Há três coisas que o futebol deve agradecer depois do Benfica-Sporting deste sábado:

- A qualidade do jogo. "Intenso" e "táctico" têm sido adjectivos encontrados, nos largos últimos anos, para disfarçar a fraca qualidade técnica da generalidade destes grandes jogos em Portugal. Na Luz, os mesmos adjectivos são válidos e não constituem qualquer favor. Ao contrário de opiniões que escutei no rescaldo, espalhadas pelas várias televisões, acho que o derby foi um jogo de muito boa qualidade, espelhada com nitidez no considerável número de oportunidades de golo criadas.

- O talento. Aimar, velho conhecido, e Carrillo, revelação em marcha, exemplificam bem o que gostamos de ver nos estádios de futebol. Houve muito mais jogadores em bom plano, estes servem apenas para mostrar que em Portugal ainda sobra qualidade. Da solidez dos guarda-redes (mesmo com o brinde de Artur que Elias não aproveitou) ao labor do meio-campo, jogou-se futebol na Luz. E isso, jogar futebol, é coisa que se faz muito melhor quando os jogadores são bons.
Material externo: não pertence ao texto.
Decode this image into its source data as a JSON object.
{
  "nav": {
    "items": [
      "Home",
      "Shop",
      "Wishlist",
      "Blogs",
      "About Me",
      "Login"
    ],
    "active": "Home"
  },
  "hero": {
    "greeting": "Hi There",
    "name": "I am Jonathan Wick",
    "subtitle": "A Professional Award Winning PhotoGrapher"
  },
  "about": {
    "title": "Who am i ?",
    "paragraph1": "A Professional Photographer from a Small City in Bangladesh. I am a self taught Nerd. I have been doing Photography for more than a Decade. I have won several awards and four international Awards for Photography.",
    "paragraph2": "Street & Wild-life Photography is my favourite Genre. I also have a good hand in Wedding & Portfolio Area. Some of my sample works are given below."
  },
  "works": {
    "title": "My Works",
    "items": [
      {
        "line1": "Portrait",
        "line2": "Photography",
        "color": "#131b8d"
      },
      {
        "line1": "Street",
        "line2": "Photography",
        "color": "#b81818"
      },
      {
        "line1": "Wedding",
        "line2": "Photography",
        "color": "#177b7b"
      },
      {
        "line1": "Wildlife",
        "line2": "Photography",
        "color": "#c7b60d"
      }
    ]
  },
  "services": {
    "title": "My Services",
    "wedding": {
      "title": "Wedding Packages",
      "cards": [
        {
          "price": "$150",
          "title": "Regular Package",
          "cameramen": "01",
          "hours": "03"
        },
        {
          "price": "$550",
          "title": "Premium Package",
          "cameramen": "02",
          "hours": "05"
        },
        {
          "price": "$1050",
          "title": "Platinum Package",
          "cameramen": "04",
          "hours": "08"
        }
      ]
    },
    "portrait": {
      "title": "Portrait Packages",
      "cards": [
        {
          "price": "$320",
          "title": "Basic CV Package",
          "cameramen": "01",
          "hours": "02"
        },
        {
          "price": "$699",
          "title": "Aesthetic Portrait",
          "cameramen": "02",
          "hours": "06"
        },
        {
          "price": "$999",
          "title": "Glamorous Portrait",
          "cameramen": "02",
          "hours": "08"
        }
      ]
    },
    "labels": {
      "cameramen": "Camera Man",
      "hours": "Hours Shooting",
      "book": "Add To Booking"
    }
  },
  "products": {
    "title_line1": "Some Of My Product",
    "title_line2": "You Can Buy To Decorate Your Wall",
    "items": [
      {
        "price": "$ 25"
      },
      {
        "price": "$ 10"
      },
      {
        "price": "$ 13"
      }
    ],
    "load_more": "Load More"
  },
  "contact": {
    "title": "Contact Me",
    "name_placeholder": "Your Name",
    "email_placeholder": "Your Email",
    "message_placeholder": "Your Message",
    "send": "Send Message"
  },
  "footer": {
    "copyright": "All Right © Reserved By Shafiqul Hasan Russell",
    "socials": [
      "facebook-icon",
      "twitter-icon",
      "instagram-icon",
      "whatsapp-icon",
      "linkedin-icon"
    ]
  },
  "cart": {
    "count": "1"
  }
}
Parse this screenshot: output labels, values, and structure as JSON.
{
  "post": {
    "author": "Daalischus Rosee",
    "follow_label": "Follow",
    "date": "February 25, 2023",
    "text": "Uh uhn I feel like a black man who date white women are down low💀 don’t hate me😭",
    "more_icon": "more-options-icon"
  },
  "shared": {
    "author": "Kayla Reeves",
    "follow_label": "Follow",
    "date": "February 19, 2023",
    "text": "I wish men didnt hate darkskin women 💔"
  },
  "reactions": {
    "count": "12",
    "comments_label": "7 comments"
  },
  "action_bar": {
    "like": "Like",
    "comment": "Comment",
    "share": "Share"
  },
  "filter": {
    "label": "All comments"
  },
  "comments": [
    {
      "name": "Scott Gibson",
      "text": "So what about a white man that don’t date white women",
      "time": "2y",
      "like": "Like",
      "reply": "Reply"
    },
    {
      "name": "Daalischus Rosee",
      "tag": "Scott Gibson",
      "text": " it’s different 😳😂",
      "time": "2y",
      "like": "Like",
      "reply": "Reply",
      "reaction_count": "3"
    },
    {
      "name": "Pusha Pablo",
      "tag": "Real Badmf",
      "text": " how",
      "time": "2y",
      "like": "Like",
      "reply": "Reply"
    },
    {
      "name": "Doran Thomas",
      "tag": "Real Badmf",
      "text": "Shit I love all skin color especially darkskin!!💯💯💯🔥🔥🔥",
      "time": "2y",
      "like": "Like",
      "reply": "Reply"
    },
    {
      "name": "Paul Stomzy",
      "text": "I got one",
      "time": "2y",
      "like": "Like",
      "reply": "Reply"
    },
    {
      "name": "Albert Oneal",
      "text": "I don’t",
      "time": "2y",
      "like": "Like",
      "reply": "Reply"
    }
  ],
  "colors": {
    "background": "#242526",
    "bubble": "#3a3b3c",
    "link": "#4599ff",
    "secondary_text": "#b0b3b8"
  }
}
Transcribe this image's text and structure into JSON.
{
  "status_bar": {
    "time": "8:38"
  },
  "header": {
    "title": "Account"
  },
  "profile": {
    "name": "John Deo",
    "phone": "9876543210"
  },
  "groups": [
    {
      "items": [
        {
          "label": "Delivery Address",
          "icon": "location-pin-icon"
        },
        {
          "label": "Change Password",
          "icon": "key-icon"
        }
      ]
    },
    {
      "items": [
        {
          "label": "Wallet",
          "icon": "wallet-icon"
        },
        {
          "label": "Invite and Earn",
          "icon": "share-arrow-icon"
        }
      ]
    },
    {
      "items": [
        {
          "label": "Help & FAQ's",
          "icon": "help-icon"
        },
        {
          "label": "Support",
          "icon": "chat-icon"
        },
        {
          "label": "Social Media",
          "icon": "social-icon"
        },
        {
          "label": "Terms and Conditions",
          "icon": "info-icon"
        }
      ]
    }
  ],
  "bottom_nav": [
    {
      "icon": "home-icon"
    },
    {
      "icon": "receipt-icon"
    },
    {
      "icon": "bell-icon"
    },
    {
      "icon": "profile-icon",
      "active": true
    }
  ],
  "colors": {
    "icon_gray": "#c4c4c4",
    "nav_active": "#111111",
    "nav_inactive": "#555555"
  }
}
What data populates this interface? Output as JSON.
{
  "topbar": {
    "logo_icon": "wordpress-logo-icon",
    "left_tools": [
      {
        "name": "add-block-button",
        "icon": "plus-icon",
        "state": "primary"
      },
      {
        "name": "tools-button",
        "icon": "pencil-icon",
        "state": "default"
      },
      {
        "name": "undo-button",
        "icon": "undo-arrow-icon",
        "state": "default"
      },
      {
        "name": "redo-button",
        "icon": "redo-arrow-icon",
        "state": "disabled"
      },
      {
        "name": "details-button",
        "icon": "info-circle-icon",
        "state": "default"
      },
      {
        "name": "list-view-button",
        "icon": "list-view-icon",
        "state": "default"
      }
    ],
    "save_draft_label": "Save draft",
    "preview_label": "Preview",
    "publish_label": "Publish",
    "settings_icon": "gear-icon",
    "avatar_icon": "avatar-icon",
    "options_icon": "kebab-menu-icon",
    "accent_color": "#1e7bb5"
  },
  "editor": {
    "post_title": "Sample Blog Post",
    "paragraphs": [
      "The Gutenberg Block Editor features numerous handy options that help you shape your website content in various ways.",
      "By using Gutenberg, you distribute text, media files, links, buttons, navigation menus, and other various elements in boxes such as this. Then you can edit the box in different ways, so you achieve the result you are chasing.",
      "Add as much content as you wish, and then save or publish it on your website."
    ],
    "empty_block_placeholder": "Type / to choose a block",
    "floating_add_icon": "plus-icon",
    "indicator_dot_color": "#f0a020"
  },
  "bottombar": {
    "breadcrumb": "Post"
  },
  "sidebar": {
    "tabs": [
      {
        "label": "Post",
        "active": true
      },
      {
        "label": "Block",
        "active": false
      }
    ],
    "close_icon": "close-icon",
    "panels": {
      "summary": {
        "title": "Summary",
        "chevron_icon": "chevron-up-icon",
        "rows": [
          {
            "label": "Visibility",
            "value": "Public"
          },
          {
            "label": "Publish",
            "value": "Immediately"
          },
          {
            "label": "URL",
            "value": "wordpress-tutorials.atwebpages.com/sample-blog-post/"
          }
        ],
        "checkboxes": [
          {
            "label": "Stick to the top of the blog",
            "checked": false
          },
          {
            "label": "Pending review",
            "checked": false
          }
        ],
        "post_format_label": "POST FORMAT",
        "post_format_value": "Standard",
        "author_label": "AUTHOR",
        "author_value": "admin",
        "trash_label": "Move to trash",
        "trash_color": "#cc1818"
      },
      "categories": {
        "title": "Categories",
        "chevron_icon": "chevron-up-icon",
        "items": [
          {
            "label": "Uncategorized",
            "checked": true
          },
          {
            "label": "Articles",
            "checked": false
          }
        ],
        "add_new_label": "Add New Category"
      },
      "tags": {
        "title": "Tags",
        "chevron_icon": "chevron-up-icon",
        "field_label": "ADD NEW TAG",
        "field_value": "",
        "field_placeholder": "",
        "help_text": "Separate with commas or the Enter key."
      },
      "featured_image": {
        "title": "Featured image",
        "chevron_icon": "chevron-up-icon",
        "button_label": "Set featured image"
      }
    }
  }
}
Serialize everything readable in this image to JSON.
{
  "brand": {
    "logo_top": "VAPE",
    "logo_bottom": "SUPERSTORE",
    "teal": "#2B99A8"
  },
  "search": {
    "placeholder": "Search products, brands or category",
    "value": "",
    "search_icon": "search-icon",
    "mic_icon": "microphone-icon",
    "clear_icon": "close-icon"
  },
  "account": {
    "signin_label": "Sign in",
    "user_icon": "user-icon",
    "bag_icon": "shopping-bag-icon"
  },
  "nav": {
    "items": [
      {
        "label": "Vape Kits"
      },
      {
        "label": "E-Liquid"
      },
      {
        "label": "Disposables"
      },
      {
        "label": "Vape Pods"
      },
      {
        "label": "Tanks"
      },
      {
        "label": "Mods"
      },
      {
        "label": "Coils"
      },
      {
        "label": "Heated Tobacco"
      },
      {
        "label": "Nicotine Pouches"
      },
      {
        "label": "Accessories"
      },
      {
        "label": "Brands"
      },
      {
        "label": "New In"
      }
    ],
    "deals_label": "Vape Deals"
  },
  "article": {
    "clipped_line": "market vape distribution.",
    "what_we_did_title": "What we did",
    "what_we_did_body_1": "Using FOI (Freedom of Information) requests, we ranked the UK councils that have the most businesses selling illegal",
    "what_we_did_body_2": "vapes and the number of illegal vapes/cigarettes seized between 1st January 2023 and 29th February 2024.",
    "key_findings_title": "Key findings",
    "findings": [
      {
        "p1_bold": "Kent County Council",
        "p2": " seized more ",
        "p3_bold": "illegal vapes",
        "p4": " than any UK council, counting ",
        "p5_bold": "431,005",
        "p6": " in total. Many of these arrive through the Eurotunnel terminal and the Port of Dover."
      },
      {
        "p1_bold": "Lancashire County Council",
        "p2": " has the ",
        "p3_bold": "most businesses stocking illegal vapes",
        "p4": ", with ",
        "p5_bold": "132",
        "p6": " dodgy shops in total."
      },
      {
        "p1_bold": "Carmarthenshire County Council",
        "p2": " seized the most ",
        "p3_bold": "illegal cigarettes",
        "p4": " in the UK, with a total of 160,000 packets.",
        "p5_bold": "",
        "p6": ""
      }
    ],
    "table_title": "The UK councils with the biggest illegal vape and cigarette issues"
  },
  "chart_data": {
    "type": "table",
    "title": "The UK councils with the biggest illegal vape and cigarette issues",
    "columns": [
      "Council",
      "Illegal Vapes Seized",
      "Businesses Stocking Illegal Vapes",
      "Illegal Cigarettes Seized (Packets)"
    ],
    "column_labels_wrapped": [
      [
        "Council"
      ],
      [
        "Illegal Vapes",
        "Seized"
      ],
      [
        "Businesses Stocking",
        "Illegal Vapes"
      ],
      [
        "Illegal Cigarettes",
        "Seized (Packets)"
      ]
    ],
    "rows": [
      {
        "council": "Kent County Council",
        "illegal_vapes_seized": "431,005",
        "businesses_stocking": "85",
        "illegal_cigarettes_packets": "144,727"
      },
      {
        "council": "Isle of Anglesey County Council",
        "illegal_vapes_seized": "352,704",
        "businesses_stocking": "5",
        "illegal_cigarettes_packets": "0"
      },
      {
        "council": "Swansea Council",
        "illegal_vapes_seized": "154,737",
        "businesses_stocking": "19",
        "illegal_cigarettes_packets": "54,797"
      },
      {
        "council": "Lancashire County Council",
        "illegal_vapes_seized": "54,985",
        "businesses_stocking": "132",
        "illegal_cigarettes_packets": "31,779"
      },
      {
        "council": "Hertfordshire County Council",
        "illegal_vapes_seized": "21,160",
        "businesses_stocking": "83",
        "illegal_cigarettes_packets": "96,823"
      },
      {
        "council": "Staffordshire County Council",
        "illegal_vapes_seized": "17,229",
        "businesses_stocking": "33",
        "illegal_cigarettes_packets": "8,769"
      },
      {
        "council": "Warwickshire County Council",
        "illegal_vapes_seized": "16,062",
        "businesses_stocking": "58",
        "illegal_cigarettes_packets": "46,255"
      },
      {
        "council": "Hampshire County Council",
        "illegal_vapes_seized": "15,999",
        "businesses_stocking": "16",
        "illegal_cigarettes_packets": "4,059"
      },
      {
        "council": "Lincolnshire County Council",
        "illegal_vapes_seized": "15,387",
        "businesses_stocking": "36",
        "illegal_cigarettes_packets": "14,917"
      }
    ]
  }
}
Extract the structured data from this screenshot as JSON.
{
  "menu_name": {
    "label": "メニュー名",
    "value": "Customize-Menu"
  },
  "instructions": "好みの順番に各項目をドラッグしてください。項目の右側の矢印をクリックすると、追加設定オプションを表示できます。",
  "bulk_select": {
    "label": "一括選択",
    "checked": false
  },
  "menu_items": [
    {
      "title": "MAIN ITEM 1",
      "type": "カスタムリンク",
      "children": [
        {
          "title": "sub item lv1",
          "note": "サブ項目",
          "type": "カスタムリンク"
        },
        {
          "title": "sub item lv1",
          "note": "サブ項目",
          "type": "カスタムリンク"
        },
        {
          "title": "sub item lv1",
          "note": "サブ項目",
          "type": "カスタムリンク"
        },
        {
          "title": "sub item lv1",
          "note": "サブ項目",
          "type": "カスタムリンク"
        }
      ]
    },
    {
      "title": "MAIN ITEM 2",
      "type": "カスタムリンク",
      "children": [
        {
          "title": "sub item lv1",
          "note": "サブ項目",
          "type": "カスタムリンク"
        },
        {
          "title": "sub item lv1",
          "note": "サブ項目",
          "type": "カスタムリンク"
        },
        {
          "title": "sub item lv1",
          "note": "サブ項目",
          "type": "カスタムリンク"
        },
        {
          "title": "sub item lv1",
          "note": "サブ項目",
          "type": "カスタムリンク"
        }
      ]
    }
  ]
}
- O discurso de Domingos. O Benfica é uma equipa em velocidade de cruzeiro, da qual já sabemos no essencial o que esperar a cada momento. Residia no Sporting a grande incógnita, depois de um período feliz ao qual faltava um teste de fogo. É verdade que não o passou do ponto de vista do resultado, que ainda é o mais importante, mas é consensual que esteve em campo uma candidato ao título, mesmo que numa fase de crescimento muito mais prematura e permeável ao erro nos momentos decisivos. Domingos percebe e transmite esta ideia com clareza. Mas mais do que isso: depois de perder na casa do maior rival, é capaz de começar uma entrevista com elogios às três equipas em campo. Não é para todos.

Mas também há, na ressaca do derby da Luz, registo de três coisas que o futebol dispensa:

- Arruaceiros. Relacionar jaulas, gaiolas e opressão com fogo posto é querer justificar o injustificável. Com ou sem caixas de segurança (pronto, também é escusado chamar "zona de conforto"...), com ou sem fossos, com mais ou menos policiamento e maior ou menor incontinência verbal dos dirigentes, a verdade é que há quase sempre uma dúzia de pessoas que não entende o que é viver em sociedade. Isto ultrapassa o futebol nas causas, mas traz-lhe consequências muito desagradáveis. Ao pé disto, os lasers são um mal menor. Mas também revelador de uma certa dificuldade em viver com os outros à volta. Quando houver coragem política, nos clubes e no Parlamento, talvez se resolva o problema.

- Dirigentes irresponsáveis. São um dos males mais antigos do futebol e não dão sinais de querer desaparecer, venham eles de calças de ganga ou enfiados em fatos à medida, tenham a quarta classe ou diplomas universitários, raiz popular ou sangue azul. Depois de três semanas a discutir jaulas e bilhetes e após 90 minutos de um bom jogo, Paulo Pereira Cristóvão chamou pré-histórica a uma estrutura moderna, João Gabriel glosou com o fosso de Alvalade de uma forma tão baixa e irresponsável como uma rubrica do canal Q fizera logo após o incidente que feriu dois adeptos do Sporting. Temos de saber viver com isto, não é? Mas não podemos ao menos ligar-lhes menos?

- Expulsão de Cardozo. Já sei que nos livros vem tudo escrito e que João Capela agiu em conformidade. Mas tenho um respeito profundo pela chamada 18.ª lei, a do bom senso, e acho que sobretudo nestes jogos é preciso saber aplicá-la. Não há necessidade de mudar a história de um jogo por causa de um protesto a quente, até porque os ímpetos estavam controlados e não parecia haver risco de descarrilamento.